Claro está, que como buen modernista, no se adscribe a un molde con el que pueda analizar
el texto, luce como algo muy diferente a lo que hemos estado leyendo en clase. Pues, el arte queda
en otro plano, no es decadentista, preciosista o romántico, más bien parece modernista, ya que
desenvuelve al menos en este cuento su estilo propio. Sé que dije anteriormente que se podría
catalogar en lo extraño, pero incluso cabe la posibilidad de encuadrarlo en la ciencia ficción, y me
guío intuitivamente por la presencia de neologismos científicos, aparatos, instrumentos científicos,
argumentos científicos, y más. Pero mi lector, más sabio que yo en el tema, sabra anclarlo, y
decirme a letras rojas algo al respecto.

Ahora bien, considero importante analizar el final del cuento; el vislumbrar el pensamiento,
las ideas que flotan en el aire, y sobre todo la influencia que éstas ejercen en el gato, el doctor y el
narrador, es curioso. Comencemos por el nombre que le pone, psychon, quizá de la raíz griega
psique, alma, la que controla los tejidos y el funcionamiento del cuerpo según el texto. ¿Será acaso
una crítica al avance científico? Cómo dice Amado Nervo en su artículo de lo maravilloso, en estos
textos se busca explicar lo inexplicable, el misterio. Aquí tenemos un misterio puesto en escena, y
la crítica que produce tal vez se vincule a las ciencias que tratan de descubrir el origen del alma,
pero al tratar de controlarlas, ¿qué tan moral puede ser? Volvió a Paulin loco, por qué darle ese
final, puede ser la crítica, o un giro de tuerca que el autor simplemente empleó.
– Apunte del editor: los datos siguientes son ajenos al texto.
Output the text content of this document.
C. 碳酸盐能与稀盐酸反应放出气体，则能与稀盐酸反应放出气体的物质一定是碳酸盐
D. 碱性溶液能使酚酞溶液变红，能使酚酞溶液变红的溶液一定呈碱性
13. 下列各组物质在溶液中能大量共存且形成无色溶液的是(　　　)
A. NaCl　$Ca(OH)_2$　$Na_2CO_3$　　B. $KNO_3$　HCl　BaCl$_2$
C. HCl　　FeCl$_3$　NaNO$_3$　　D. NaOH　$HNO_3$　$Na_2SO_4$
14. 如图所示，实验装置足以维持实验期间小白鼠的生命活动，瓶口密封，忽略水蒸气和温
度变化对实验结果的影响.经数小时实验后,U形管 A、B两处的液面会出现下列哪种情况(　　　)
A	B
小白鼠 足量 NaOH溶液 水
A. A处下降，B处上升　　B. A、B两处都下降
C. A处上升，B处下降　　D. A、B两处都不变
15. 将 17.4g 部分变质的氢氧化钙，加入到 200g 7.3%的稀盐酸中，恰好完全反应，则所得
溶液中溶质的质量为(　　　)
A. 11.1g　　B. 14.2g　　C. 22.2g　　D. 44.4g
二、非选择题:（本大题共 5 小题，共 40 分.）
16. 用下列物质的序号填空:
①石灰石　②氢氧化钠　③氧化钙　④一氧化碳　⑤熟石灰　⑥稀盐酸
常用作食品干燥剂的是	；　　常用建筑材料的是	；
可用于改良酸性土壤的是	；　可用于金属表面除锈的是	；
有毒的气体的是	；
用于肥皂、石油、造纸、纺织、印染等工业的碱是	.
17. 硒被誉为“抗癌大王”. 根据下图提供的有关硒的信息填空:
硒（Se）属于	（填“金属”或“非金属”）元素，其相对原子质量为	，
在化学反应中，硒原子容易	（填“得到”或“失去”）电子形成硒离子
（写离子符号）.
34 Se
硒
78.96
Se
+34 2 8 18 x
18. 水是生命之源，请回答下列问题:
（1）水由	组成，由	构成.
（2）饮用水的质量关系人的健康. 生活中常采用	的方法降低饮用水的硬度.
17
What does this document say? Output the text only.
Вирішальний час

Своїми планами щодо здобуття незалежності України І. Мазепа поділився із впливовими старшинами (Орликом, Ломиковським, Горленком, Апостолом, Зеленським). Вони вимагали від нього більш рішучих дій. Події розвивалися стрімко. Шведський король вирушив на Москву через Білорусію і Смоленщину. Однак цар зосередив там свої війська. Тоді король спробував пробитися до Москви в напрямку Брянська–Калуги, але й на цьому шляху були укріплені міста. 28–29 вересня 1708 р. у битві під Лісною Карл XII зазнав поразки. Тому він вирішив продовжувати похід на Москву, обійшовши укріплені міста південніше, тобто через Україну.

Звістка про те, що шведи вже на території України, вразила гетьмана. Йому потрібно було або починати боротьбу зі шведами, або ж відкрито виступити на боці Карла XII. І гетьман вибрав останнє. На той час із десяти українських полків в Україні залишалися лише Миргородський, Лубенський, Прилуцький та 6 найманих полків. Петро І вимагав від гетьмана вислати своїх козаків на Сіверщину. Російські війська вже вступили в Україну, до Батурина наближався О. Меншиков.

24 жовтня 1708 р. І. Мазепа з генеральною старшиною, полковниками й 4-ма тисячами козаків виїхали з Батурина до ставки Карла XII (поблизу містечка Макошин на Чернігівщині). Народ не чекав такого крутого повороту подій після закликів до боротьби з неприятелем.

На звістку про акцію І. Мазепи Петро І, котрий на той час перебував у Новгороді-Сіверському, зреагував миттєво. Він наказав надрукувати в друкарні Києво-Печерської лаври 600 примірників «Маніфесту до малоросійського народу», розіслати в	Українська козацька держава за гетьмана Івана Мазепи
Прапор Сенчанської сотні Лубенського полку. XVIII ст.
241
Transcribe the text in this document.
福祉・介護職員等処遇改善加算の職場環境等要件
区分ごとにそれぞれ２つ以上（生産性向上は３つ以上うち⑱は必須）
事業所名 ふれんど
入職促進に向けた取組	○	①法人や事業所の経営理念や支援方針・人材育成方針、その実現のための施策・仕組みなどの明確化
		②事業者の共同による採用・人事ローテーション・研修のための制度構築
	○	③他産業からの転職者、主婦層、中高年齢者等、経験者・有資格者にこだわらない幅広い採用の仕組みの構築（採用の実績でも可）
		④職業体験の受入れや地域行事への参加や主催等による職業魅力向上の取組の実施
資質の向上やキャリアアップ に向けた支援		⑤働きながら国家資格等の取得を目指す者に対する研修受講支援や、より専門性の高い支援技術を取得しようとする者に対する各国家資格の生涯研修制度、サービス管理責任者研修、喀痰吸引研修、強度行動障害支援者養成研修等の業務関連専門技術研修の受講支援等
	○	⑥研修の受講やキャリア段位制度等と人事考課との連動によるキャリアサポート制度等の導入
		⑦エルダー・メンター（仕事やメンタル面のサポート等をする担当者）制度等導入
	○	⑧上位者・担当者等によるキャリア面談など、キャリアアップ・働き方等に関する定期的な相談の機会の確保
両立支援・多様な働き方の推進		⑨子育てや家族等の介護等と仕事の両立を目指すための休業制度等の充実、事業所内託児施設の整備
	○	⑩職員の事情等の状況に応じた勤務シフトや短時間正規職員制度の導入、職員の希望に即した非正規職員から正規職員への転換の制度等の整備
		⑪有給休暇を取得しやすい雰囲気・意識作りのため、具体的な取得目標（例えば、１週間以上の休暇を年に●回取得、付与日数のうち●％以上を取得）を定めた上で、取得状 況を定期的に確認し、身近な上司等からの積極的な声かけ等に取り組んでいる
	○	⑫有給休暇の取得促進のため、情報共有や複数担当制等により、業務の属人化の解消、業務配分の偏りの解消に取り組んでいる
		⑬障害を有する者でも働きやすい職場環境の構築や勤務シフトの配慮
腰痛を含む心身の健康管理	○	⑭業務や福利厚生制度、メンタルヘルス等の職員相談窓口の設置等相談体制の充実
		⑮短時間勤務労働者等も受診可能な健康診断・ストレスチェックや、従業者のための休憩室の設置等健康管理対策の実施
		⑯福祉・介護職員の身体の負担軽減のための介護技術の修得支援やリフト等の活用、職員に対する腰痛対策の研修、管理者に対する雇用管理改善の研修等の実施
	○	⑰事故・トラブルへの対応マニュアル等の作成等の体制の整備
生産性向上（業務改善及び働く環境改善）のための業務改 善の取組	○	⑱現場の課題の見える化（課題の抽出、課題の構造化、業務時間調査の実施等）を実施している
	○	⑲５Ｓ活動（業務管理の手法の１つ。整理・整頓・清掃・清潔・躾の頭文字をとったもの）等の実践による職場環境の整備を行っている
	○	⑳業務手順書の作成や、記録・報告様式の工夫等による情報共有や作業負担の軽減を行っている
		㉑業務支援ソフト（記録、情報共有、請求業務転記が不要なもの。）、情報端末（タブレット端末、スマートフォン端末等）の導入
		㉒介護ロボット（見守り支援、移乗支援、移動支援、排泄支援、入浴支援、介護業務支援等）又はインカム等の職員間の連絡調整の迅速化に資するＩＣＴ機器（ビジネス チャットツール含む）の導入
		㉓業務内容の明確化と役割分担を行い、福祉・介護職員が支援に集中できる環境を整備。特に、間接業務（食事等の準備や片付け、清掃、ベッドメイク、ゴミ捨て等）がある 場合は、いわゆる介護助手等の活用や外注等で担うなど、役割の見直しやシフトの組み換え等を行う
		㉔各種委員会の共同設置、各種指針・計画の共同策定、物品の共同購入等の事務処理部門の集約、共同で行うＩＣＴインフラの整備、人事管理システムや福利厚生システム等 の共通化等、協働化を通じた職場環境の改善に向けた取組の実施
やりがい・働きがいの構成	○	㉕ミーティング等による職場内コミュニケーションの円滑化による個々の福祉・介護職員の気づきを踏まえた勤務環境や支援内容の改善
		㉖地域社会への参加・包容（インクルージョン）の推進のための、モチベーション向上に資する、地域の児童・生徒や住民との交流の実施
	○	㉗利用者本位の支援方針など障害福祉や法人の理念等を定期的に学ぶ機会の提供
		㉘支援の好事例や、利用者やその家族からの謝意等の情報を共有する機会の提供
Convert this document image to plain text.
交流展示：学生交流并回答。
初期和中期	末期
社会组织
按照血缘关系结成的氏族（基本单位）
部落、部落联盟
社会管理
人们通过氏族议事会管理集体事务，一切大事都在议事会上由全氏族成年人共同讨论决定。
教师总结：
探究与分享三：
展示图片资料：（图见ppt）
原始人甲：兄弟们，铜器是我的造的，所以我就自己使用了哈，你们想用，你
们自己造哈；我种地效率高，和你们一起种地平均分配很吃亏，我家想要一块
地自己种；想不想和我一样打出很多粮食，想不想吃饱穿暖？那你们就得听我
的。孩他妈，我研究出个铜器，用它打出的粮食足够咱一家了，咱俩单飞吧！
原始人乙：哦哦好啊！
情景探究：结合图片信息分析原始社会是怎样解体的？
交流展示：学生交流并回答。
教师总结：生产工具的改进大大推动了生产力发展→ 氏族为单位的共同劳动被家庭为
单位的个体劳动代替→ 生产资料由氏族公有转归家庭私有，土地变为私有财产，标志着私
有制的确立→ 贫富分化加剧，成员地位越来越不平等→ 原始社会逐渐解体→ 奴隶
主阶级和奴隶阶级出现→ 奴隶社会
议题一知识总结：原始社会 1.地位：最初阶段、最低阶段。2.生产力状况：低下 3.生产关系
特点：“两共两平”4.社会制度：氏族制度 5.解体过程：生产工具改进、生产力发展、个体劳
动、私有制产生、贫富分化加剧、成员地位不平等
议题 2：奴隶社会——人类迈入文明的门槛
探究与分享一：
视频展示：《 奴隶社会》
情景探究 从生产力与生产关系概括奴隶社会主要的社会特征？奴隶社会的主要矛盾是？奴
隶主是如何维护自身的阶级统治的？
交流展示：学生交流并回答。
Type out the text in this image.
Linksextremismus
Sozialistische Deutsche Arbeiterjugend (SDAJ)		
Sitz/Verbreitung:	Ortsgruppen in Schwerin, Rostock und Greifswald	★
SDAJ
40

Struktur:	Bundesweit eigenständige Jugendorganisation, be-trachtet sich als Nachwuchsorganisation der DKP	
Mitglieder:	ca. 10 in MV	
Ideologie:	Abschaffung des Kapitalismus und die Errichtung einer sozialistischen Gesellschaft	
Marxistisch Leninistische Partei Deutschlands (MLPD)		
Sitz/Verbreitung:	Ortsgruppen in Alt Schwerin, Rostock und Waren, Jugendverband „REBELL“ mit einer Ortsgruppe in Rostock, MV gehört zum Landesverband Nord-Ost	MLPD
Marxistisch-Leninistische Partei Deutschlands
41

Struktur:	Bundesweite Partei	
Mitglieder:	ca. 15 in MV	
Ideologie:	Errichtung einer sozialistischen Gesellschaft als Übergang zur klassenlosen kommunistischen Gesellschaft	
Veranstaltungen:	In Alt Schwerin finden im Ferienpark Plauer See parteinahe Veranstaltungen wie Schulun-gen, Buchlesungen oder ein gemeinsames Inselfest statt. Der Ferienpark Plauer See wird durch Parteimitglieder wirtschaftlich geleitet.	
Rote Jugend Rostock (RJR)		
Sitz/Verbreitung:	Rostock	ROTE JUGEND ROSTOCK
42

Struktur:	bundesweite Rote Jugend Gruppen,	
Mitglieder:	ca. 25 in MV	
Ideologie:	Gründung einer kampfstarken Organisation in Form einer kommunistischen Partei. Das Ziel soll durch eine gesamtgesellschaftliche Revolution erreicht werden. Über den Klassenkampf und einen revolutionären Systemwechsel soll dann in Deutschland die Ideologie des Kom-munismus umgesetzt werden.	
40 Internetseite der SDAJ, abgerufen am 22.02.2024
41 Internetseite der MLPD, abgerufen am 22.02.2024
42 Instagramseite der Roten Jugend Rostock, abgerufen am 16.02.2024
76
En fin, se me agotan las ideas, y seguir divagando podría resultar en una sarta de tonterías
por mi parte respecto al cuento. Se nota una madurez increíble en el estilo del autor, luce toda su
imaginación al construir la verosimilitud científica, y controla con suma eficacia los elementos
que lo constituyen. Es un centro fenomenal, y me encantaría saber en qué generó podría catalogarse
con mayor efectividad, sí en lo extraño, o en la ciencia ficción. Confieso que carezco de criterios
para hacer la distinción, pero aún puedo aprender, todo sea para que el Pipiltin Julián no me pegue
con el macuahuitl. Ojala que no me pegue.